Wie in der o.b.-Werbung der 1980er Jahre kann man auch heute noch sagen: „Die Geschichte des ESC in Deutschland ist eine Geschichte voller Missverständnisse.“ Auch in diesem Jahr hat der Sender des Songs „I don’t feel hate“ die besten Absichten, doch leider wird die ESC-Welt nicht erreicht. Jendrik ist nicht ESC. Der Song erinnert an die dunklen Zeiten nach Raab, die lediglich die Spitze des Eisbergs der letzten Jahrzehnte des Eurovision Song Contests waren. Die Neuorganisation ohne Zuschauer-Voting „Unser Song für…“ tat gut. Es macht keinen Sinn, wenn Ü60-Samstagabend-Linearfernsehzuschauer den Song für das größte Musik-Fest der Welt küren. Deutschland ist eines der wenigen Länder, in dem der ESC ein Nachgeschmack wie „Wetten dass“ anhing: eine TV-Klamotte von Dinosauriern produziert für die Couch-Dinosaurier. Das wurde vor wenigen Jahren aufgebrochen. Gut so. Aber leider ist die Lawine des frischen musikalischen Windes in Deutschland ins Stocken geraten, nicht nur durch Corona.
Ein in lebensbejahenden LGBT-Farben bekleideter Jendrik, mit explodierter Frisur und Haarfarbe, der durch die Gegend hüpft und grinst, wie ein Mops, der gleich Happi-Happi bekommt, ist erst einmal gut für den ESC. Wenn zusätzlich kaum ein anderer Feel-Good-Track im Rennen ist, umso besser. Wenn dann die allgemeine Weltlage einen dynamisch-verrückten Song braucht, noch besser. So werden ESC-Gewinner gemacht. Als alle den Kalten Krieg über hatten, singt 1982 eine Deutsche „Ein bisschen Frieden“ - bäm. Die LGBT steht 2014 auf und Conchita Wurst gewinnt mit dem Sound-Alike-Bond-Titel „Rise Like a Phoenix“ vor dem musikalisch fast genialen „Calm After the Storm“ der Common Linnets (der beste Nicht-Sieger Song des ESC). Der ESC ist immer politisch, obwohl er verpflichtet ist unpolitisch zu sein. 2016 gewinnt, nach dem Einmarsch Russlands auf der Krim, Jamala aus der Ukraine mit dem Song "1944", bei dem nur die Jahreszahlen ausgetauscht hätten werden müssen.

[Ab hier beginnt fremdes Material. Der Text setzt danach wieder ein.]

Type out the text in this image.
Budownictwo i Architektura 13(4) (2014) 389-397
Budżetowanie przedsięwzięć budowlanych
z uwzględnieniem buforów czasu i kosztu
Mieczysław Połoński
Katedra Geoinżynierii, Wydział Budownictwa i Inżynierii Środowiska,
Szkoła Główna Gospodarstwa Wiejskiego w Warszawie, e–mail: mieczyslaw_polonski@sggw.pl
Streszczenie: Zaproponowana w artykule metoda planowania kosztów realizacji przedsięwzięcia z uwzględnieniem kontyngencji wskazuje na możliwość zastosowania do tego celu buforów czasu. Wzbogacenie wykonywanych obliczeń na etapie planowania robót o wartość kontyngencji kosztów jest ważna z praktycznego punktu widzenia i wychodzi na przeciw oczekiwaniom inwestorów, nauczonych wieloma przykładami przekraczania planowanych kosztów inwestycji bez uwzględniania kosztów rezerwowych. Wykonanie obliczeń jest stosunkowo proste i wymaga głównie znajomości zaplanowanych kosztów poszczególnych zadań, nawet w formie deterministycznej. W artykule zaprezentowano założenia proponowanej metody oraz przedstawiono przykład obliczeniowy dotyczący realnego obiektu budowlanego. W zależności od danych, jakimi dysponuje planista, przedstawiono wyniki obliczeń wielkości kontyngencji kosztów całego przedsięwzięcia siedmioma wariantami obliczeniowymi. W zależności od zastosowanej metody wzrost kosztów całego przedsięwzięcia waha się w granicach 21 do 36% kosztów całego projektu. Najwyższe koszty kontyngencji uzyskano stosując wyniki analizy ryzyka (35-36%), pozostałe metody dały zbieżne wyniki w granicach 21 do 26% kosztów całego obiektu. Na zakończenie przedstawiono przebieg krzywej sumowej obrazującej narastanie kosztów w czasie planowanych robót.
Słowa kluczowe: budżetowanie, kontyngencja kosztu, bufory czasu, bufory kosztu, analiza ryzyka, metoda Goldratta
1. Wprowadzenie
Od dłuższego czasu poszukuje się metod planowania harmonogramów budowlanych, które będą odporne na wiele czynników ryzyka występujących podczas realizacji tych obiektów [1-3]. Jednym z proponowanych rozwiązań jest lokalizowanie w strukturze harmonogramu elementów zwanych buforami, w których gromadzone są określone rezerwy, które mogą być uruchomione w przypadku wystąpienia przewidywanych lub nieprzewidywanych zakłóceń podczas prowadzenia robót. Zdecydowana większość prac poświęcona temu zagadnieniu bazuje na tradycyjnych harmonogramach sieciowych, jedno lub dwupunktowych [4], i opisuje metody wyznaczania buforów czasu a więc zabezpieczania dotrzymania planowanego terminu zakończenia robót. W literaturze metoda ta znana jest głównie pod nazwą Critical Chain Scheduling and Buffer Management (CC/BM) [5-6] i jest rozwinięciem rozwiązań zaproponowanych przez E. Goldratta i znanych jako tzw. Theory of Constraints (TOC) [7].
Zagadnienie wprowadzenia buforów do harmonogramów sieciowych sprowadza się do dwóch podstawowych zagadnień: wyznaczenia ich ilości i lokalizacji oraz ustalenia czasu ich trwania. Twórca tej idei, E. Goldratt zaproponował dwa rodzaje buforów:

Vielleicht wäre „I don’t feel hate“ genau der richtige Song für den ESC 2021 geworden. Perfekt ausgewählt, um mitzuwippen. Natürlich kommt das „Aber“. Aber die Welt nimmt es den akkuraten, genauen, stocksteifen Deutschen nicht ab. Ein gutaussehendes Mädchen im knappen Schwarzen, das in ausgedachter britischer Mundart beschwingt singt und dabei steif im Takt auf eins und drei wippt kann für Deutschland gewinnen. Wir werden aber einsortiert und da kann kein Musical-Sänger, der von Berufs wegen ohnehin schon überagiert und damit unecht wirkt für Deutschland Punkte holen. Und wenn er dann auch noch mit der Political-Correctness-Keule kommt, wie Fips Assmussen Witze erzählte, dann ist die ESC-Community „not entertainend“.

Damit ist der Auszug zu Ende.